This is where I hope we will post discussion and finding on how we should handle data citations.
Some ideas to throw out there are:
How to handle citing specific pieces or subsets of data? Would like to point to atomic pieces of data if possible.
For example a specific row in a CSV file
or a specific table in an excel spreadsheet (I think cells are easier)
or even a dataset on the cloud.
People I am trying to recruit are:
David Strauss - large scale systems architect
Brian Fitzpatrick - Data Liberation League at Google
Brian Aker - Architect for mySQL and Drizzle
Peeps from microsoft research
need EC2 and S3 expert
Some Random Ideas
- Consider the more general problem of citing structured objects that are not text documents (text documents are a special case important enough to warrant their own model). This brings us to at least two parts of the problem
- Referencing the whole object. In order to do this, we need a UID for the object. This is addressed in the text document citability problem.
-
Referencing a part of the object relative to the whole. e.g. in a table-like structure, this could be row/column addressing.

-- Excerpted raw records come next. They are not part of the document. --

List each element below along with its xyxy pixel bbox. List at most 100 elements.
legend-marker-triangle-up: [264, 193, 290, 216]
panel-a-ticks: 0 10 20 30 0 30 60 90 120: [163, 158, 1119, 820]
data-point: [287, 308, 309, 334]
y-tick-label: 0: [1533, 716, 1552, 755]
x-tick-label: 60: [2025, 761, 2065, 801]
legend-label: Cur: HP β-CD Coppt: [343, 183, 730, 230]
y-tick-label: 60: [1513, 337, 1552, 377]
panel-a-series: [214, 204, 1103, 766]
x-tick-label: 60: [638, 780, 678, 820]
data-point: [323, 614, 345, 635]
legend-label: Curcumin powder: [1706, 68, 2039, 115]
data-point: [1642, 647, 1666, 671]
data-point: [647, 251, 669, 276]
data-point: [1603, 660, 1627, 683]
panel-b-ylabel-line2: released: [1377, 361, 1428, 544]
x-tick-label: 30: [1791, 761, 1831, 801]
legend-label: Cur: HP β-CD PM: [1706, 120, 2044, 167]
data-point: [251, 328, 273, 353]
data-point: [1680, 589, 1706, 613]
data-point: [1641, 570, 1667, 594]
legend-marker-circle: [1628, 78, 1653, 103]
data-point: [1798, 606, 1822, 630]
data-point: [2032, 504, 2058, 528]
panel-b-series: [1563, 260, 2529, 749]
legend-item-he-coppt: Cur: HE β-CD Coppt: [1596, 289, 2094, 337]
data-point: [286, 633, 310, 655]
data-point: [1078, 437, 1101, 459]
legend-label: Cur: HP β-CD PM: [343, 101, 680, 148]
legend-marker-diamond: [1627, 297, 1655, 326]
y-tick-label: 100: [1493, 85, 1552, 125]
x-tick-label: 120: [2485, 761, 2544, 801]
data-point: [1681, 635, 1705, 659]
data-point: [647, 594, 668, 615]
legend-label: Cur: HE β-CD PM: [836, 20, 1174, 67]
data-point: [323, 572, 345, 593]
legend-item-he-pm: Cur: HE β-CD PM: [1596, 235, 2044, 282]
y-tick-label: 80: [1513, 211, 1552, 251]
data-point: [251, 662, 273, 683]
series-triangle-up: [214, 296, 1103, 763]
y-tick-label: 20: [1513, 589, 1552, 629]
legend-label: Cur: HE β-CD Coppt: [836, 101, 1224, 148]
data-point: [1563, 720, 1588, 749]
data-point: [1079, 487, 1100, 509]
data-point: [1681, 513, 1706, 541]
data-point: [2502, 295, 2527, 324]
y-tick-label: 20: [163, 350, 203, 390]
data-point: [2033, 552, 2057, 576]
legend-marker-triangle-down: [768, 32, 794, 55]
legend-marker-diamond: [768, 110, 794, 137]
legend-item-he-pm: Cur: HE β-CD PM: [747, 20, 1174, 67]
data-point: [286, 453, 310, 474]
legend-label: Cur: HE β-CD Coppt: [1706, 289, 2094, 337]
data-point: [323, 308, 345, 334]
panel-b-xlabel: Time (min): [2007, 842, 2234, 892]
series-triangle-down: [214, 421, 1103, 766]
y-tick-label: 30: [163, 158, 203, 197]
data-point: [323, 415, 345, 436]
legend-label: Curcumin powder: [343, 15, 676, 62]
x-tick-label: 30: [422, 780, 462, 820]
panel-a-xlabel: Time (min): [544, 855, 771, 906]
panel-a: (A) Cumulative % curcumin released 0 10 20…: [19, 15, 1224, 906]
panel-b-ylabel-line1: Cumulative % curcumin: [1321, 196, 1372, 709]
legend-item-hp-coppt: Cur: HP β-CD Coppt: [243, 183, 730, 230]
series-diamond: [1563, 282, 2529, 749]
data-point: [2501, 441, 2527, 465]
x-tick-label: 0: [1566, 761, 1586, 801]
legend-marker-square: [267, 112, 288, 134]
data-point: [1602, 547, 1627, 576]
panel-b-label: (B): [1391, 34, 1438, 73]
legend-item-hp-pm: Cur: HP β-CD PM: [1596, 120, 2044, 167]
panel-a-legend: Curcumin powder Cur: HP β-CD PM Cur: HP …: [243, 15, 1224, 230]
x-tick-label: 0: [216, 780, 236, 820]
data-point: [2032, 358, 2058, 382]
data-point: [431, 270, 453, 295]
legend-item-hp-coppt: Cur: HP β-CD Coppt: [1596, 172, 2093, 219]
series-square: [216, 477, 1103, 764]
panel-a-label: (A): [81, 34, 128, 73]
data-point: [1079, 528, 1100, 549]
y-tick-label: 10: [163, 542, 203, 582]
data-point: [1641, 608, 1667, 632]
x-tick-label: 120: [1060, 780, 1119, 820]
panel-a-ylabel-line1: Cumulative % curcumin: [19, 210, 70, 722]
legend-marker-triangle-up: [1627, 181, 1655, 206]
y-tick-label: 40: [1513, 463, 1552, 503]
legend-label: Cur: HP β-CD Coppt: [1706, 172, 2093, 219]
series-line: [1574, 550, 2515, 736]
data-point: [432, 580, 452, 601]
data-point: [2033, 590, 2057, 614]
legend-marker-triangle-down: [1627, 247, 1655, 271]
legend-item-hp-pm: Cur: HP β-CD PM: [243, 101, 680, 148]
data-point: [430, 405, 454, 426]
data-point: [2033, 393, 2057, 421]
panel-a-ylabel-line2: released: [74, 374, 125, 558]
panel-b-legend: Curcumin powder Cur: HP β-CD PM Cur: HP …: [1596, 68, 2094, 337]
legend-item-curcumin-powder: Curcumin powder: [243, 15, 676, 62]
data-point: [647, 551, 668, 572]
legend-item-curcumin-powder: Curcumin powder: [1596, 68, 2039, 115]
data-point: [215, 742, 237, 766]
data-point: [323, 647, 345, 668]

- Structured object may contain other structured objects that actually in multiple places in multiple other objects (e.g. representations like database denormalizations can cause this). We have to decide whether sub-objects are objects on their own or are should only be cited relative to the containing object. A figure in an XLS file is a good test case.
- Datasets can be thought of as a large structured object, allowing us to reduce the problem back the containment issue. I don't believe it matters if the dataset is "in the cloud".